With the browser you are the one in control, and Next Cloud does pretty much what you tell it too. And this basically means you are in control of your own data integrity. And as long as you exclusivity use the browser interface it works pretty well. The problem occurs when files are added through other means, like FTP, SCP, or SMB, and the database does not get properly updated.

There are ways around this type of problem, but they are generally beyond what the average user wants to deal with.

Next Cloud Desktop Client

Next Cloud has desktop clients for most major Operating Systems; Windows, Linux, Mac, Android, and IOS. The desktop clients, beyond file storage, also perform synchronization of your data across multiple platforms.

It is important to understand that Next cloud is a Server, that is it provides a service. And when you access it, via the browser or sync client, you are a client. And like any server Next Cloud can have multiple clients, even within the same account.

For example, you have a Next Cloud Server. You also have a laptop computer and a phone. Both are clients when connecting to Next Cloud. Beyond that both are clients of your account.

Whenever you start a client application, the first thing it does after connecting is synchronize. That is to say it compares the client database against the server database, and determines if there were changes. If changes are found, the client will attempt to download/upload the latest files.

Continuing with our example, lets say we modify a text file on our laptop. When we save it, it gets a new time modified stamp. When the next Cloud Client scans its files it notes this is different from what is in its database. If the time modified is newer, the client will upload the file to the Next Cloud Server, replacing then older version there.

On the server the file has a unique random identification number associated with it in the server database. A new number will be generated when the file is updated. It does not matter what the number is, only that it is different.

Note that last modified date and time is not a good reference if the server and client times are not synchronized. This can create some ambiguity about which file is the latest. Therefore the server uses a unique number that changes when the file is updated instead of a time. This does involve a few assumptions on Next Clouds part as to how these files are handled.

When you try to access the file on your phone, the client application queries the server, and determines the file has been changed on the server (random id number changed), and downloads the file from the server, assuming that it is the newest file. This works pretty well for the most part, but has the potential to lead to some syncing problems.

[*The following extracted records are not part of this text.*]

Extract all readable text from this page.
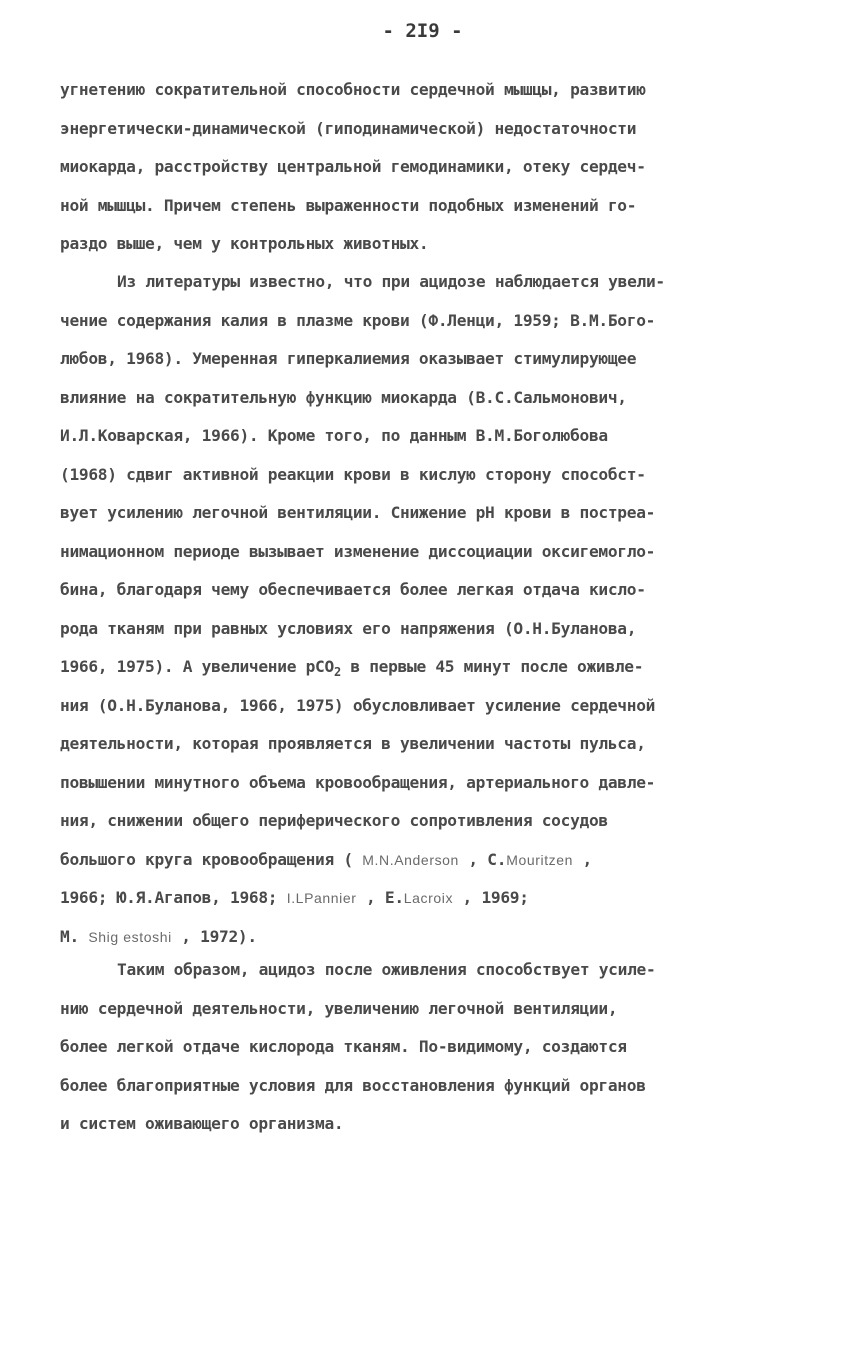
- 2I9 -
угнетению сократительной способности сердечной мышцы, развитию
энергетически-динамической (гиподинамической) недостаточности
миокарда, расстройству центральной гемодинамики, отеку сердеч-
ной мышцы. Причем степень выраженности подобных изменений го-
раздо выше, чем у контрольных животных.
Из литературы известно, что при ацидозе наблюдается увели-
чение содержания калия в плазме крови (Ф.Ленци, 1959; В.М.Бого-
любов, 1968). Умеренная гиперкалиемия оказывает стимулирующее
влияние на сократительную функцию миокарда (В.С.Сальмонович,
И.Л.Коварская, 1966). Кроме того, по данным В.М.Боголюбова
(1968) сдвиг активной реакции крови в кислую сторону способст-
вует усилению легочной вентиляции. Снижение pH крови в постреа-
нимационном периоде вызывает изменение диссоциации оксигемогло-
бина, благодаря чему обеспечивается более легкая отдача кисло-
рода тканям при равных условиях его напряжения (О.Н.Буланова,
1966, 1975). А увеличение pCO$_2$ в первые 45 минут после оживле-
ния (О.Н.Буланова, 1966, 1975) обусловливает усиление сердечной
деятельности, которая проявляется в увеличении частоты пульса,
повышении минутного объема кровообращения, артериального давле-
ния, снижении общего периферического сопротивления сосудов
большого круга кровообращения ( M.N.Anderson , C.Mouritzen ,
1966; Ю.Я.Агапов, 1968; I.LPannier , E.Lacroix , 1969;
M. Shig estoshi , 1972).
Таким образом, ацидоз после оживления способствует усиле-
нию сердечной деятельности, увеличению легочной вентиляции,
более легкой отдаче кислорода тканям. По-видимому, создаются
более благоприятные условия для восстановления функций органов
и систем оживающего организма.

The other difference is that the Next Cloud sync model does not assume the server is the master. If a change is made (add, delete, edit) in any database (client or server) it will be reflected in the other databases after sync.

There are mechanisms in place for dealing with conflicts when they arise. This mainly involves saving both files but appending conflict and date time stamp to one of the file names.


Technically all connections are made via WebDAV (Web Distributed Authoring and versioning). Most modern file managers have the ability to establish a remote WebDSAV connection. In this case you are also updating the database when you add or remove files.

The other use of the WebDAV interface is for tracking and exchanging information between application (like Contacts and Calendars) and remote clients.

For example, the calendar app that came pre-installed on your phone probably has the capability of displaying a remote calendar via WebDav. Therefore you could have a central calendar on your Next Cloud Server, and all your remote devices could access, display and use it.

Next Cloud Virtual File System

Next Cloud clients have a virtual file system. You may not want to sync every file on your server to a device. For example you might have several terabytes of storage on your server and only gigabytes on your phone Instead of downloading everything, most files will have metadata synced. Then if needed you can set files and directories to be available locally.


After discussing the Next Cloud interface there are a few takeaways to avoid the Gotchas.

A final note, Next Cloud comes with some tools, but using them requires shell access. If running next cloud on a local server this is generally not a problem. If running non a remote host, you will want to check what sort of administrative access you have.